# Solving the Volume of an Object with Polynomial Functions

• April 23rd 2010, 01:13 PM
Xeaxy
Solving the Volume of an Object with Polynomial Functions
I've been stuck on a fairly difficult (well, for me at least) problem all day. It's concerning the volume in cubic feet of a CD holder:
The volume in cubic feet of a CD holder can be expressed as
$V(x) = -x^3 - x^2 + 6x$
or, when factored, as the product of its three dimensions, depth, height, and width. The depth is expressed as (2 - x). Assume the height is greater than the width.
The following are problems relating to the info above:
a. Factor the polynomial to find linear expressions for the height and the width.

b. Sketch a graph of the function. Find the x-intercepts. Explain what the x-intercepts represent geometrically.

c. Describe a realistic domain for the function V(x) and explain why you consider it to be realistic.

d. Find the maximum volume of the CD holder.
I've been doing a lot of problems like this in my Algebra 2 class, and I just need a simple explanation on what to do. I know how to graph a polynomial function like this, so (b.) shouldn't be a problem.
• April 23rd 2010, 01:55 PM
pickslides
Quote:

Originally Posted by Xeaxy
The volume in cubic feet of a CD holder can be expressed as

$V(x) = -x^2 - x^2 + 6x$

or, when factored, as the product of its three dimensions, depth, height, and width.
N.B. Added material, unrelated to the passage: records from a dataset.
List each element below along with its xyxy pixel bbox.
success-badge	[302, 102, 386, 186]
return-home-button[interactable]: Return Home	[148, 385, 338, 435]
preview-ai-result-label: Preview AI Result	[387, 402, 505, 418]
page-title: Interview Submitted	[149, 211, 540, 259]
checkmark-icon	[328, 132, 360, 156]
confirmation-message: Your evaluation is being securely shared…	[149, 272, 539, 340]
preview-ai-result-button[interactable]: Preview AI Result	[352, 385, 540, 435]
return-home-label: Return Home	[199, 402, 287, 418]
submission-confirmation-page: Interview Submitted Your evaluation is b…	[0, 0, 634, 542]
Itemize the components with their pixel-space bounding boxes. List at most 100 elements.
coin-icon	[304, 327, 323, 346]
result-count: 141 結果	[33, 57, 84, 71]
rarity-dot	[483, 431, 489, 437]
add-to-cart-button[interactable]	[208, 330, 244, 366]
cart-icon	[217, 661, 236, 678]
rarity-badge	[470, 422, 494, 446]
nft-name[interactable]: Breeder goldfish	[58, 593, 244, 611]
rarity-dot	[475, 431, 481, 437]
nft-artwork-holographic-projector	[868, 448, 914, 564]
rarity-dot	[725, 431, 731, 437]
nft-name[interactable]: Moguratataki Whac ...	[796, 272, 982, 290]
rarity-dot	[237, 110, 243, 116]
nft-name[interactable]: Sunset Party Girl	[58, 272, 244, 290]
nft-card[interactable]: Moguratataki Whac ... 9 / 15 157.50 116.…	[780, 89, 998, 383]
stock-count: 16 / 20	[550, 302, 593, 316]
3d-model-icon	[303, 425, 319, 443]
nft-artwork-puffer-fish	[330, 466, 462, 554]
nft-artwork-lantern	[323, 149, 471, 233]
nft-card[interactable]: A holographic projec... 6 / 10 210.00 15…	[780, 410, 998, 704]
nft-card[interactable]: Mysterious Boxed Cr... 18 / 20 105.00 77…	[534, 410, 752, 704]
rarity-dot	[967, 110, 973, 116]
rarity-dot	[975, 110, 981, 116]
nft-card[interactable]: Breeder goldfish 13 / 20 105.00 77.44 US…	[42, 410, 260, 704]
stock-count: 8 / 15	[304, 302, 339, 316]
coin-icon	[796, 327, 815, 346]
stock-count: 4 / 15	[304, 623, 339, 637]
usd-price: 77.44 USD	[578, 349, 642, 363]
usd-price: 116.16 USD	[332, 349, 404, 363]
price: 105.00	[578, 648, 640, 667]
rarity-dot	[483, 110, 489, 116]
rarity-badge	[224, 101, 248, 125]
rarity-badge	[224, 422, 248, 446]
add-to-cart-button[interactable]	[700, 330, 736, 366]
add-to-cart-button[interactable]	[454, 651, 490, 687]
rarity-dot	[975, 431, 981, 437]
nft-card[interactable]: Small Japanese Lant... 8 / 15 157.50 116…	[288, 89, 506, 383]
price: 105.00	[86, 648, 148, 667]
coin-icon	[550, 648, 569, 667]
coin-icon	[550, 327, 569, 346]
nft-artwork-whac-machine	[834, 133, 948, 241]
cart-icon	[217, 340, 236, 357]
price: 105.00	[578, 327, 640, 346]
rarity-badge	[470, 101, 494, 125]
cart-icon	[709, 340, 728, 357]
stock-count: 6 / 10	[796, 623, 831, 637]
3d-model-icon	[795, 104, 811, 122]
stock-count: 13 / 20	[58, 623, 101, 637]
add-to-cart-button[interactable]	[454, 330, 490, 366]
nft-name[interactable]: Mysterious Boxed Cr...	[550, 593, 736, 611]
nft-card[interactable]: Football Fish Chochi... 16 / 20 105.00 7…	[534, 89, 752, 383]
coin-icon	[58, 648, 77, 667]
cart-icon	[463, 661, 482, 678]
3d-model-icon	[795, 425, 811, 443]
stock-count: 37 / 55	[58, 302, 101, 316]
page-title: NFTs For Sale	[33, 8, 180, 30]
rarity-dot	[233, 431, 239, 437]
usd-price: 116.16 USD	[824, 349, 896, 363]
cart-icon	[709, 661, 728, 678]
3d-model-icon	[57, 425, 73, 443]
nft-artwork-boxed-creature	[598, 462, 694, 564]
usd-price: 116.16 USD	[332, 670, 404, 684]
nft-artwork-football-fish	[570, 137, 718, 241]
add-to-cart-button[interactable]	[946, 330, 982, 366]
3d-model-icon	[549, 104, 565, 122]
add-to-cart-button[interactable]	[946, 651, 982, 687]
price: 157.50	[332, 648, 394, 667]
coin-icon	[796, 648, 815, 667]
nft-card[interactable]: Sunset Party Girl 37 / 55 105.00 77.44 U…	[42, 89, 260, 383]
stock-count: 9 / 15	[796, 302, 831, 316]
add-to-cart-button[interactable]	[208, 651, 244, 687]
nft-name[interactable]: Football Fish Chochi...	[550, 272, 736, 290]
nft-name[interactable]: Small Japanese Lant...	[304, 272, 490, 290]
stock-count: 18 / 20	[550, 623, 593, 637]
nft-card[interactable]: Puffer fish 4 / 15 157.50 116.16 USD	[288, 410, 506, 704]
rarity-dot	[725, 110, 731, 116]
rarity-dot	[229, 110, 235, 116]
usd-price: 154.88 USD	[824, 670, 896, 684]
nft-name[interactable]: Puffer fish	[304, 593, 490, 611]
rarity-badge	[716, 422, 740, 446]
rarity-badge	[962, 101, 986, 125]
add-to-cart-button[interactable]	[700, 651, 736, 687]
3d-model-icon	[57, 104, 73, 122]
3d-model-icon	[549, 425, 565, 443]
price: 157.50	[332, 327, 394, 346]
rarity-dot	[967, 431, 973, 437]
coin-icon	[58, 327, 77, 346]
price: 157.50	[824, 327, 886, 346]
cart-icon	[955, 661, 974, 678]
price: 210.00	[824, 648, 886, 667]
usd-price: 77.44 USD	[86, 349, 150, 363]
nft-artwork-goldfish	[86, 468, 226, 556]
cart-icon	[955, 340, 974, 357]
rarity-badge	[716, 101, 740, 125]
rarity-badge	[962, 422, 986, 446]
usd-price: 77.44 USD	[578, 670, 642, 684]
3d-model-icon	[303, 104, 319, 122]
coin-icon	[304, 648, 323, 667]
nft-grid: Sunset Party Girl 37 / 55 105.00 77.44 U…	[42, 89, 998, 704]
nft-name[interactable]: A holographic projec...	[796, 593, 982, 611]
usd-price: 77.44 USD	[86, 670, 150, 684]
The depth is expressed as (2 - x). Assume the height is greater than the width.

Are you sure the function is not $-x^3-x^2+6x$ ??

Quote:

Originally Posted by Xeaxy
a. Factor the polynomial to find linear expressions for the height and the width.

Firstly take out $x$ as a common factor, what are you left with?
• April 23rd 2010, 02:06 PM
Xeaxy
Quote:

Originally Posted by pickslides
Are you sure the function is not $-x^3-x^2+6x$ ??

Oops, you're right. I fixed it.

Quote:

Originally Posted by pickslides
Firstly take out $x$ as a common factor, what are you left with?

$-x(x^2+x-6)$

I think.

EDIT: I factored completely and it comes out to $-x(x-2)(x+3)$. But I'm still confused as to how that represents the depth, height, and width of an object.
• April 23rd 2010, 02:32 PM
pickslides
Quote:

Originally Posted by Xeaxy
EDIT: I factored completely and it comes out to $-x(x-2)(x+3)$. But I'm still confused as to how that represents the depth, height, and width of an object.

It does look confusing because you have what looks like a negative dimension in $-x$

But they have given you a hint above in $d =(2-x)$

so $-x^3-x^2+6x = x(2-x)(x+3) ,x<2$
• April 23rd 2010, 02:38 PM
Xeaxy
Quote:

Originally Posted by pickslides
so $-x^3-x^2+6x = x(2-x)(x+3) ,x<2$

Ok. So is $x<2$ the domain?

Also, what do the x-intercepts represent geometrically?
• April 23rd 2010, 02:54 PM
pickslides
Quote:

Originally Posted by Xeaxy
Ok. So is $x<2$ the domain?

Not exactly $x\in (0,2)$

Quote:

Originally Posted by Xeaxy
Ok. So is $x<2$
Also, what do the x-intercepts represent geometrically?

The other intercept $x=-3$ is no use to us, we don't want negative dimension.

Look at a graph of the function. $V(x) > 0,x \in (0,2)$

These $2$ intercepts show where $V(x)=0$ we want to consider everything in between.
• April 23rd 2010, 02:59 PM
Xeaxy
Quote:

Originally Posted by pickslides
Not exactly $x\in (0,2)$

The other intercept $x=-3$ is no use to us, we don't want negative dimension.

Look at a graph of the function. $V(x) > 0,x \in (0,2)$

These $2$ intercepts show where $V(x)=0$ we want to consider everything in between.

Ok, everything makes a lot more sense now. Thanks so much!